The diagnosis is not the beginning

GOOD health is built through small choices made consistently over time.
PHOTOGRAPH courtesy of immo wegmann/unsplash
In the Philippines, June is National Kidney Month, which is fitting because few organs receive less attention than the kidneys.

PROTECTING kidney health starts with managing blood pressure, blood sugar and lifestyle habits.
PHOTOGRAPH COURTESY OF LIFE OPTIONS
Most people think about heart attacks. They think about cancer. They think about strokes. They worry when they feel chest pain, discover a lump, or suddenly cannot move an arm. These diseases announce themselves. They interrupt life and demand attention. The kidneys are different. They work in the background, filtering blood, regulating fluid balance, controlling electrolytes, supporting bone health, helping produce red blood cells, and helping regulate blood pressure. Most people can go decades without giving them a second thought.
That is precisely what makes kidney disease dangerous.
One of the first lessons medical students learn is that chronic kidney disease is often silent. Patients can lose a remarkable amount of kidney function while looking and feeling perfectly healthy. There may be no pain, no warning sign, and no symptom that compels an urgent visit to the doctor. By the time swelling develops, appetite fades, energy declines, or breathing becomes difficult, years of damage may already have occurred. Patients often ask when the disease started. The honest answer is usually uncomfortable: probably much earlier than anyone realized.
Kidney disease has a way of teaching doctors something unexpected about time.
Many illnesses feel like events. A heart attack happens on a particular day. A fracture occurs at a particular moment. A stroke unfolds over a matter of hours. Kidney disease is often different.

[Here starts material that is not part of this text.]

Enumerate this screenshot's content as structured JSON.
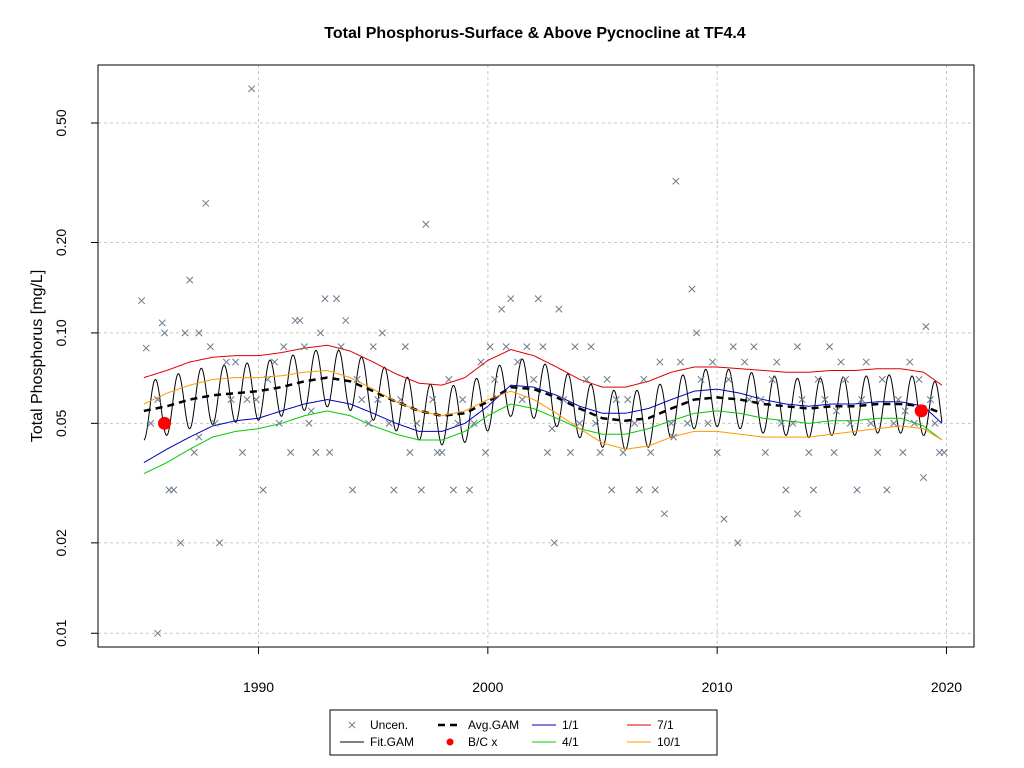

What appears to be a diagnosis today is usually the result of thousands of ordinary days that came before it. The blood pressure that was “slightly high.” The diabetes that was “not that bad.” The annual checkup that could wait another year. The weight that gradually increased. The medication that was stopped because the patient felt fine. By the time kidney function begins to decline, the kidneys are often telling a story that has been unfolding for years.
In that sense, the kidneys may be the most honest organs in the body.
They are remarkably patient and surprisingly difficult to fool. Long after forgotten meals, neglected prescriptions, years of hypertension, and uncontrolled blood sugars have faded from memory, the kidneys retain the evidence. They record the cumulative effects of habits, illnesses, circumstances, genetics, and sometimes simple bad luck. When kidney function declines, it is rarely describing what happened last week. More often, it is revealing what has been happening for years.
But there is another lesson that nephrologists learn.
Patients often assume kidney disease is a kidney problem. We know it is usually much more than that. The same diabetes damaging the kidneys may also be damaging the eyes, nerves, heart, and blood vessels. The same hypertension scarring the kidneys may also be increasing the risk of stroke, heart failure, and heart attack. When the kidneys begin to struggle, they are often acting less as the victim and more as the witness. They are among the first organs willing to testify that years of accumulated damage have already occurred.
What is true for kidneys is often true elsewhere.
One of the recurring frustrations in healthcare is that people respond far more readily to symptoms than to risk. A patient with severe shortness of breath rarely misses dialysis. A patient with early kidney disease often misses follow-up because he feels perfectly fine. The same pattern appears beyond medicine. We repair bridges after they fail. We worry about flooding after the storm arrives. We discuss health after disease develops. We are remarkably responsive to crises and remarkably indifferent to warnings. The challenge is that the most consequential problems in life rarely begin as crises. They begin as small signals that are easy to ignore.
Perhaps that is why prevention remains one of the hardest ideas in healthcare.
Prevention asks people to act before they feel sick. It asks governments to invest in problems that are not yet visible. It asks organizations to address risks before they become emergencies. Most importantly, it asks all of us to accept that something can be wrong even when everything appears normal. That is not how human beings are naturally wired. We are drawn to what is urgent, visible and immediate. The absence of symptoms feels reassuring. It encourages us to believe that tomorrow will look very much like today.
National Kidney Month is an opportunity to talk about blood pressure, diabetes, healthy diets, exercise and laboratory screening. Those conversations matter. Worldwide, millions of people are living with chronic kidney disease without knowing it. The challenge is not merely that kidney disease is silent. It is that silence is often mistaken for health. But perhaps the deeper lesson of kidney disease is not about kidneys at all. It is about attention. The forces that shape our future — our health, our relationships, institutions, even our communities — rarely change overnight. They are built, strengthened, neglected, or damaged gradually, often without attracting much notice.
We often think a diagnosis marks the beginning of a disease. Kidney disease teaches the opposite lesson. By the time symptoms appear, the story may already be years old. The laboratory result is not the beginning of the problem. It is the moment the problem finally becomes visible. The damaged kidney is often not the disease. It is the evidence. The diagnosis is not the beginning. It is the point at which the past finally catches up with the present.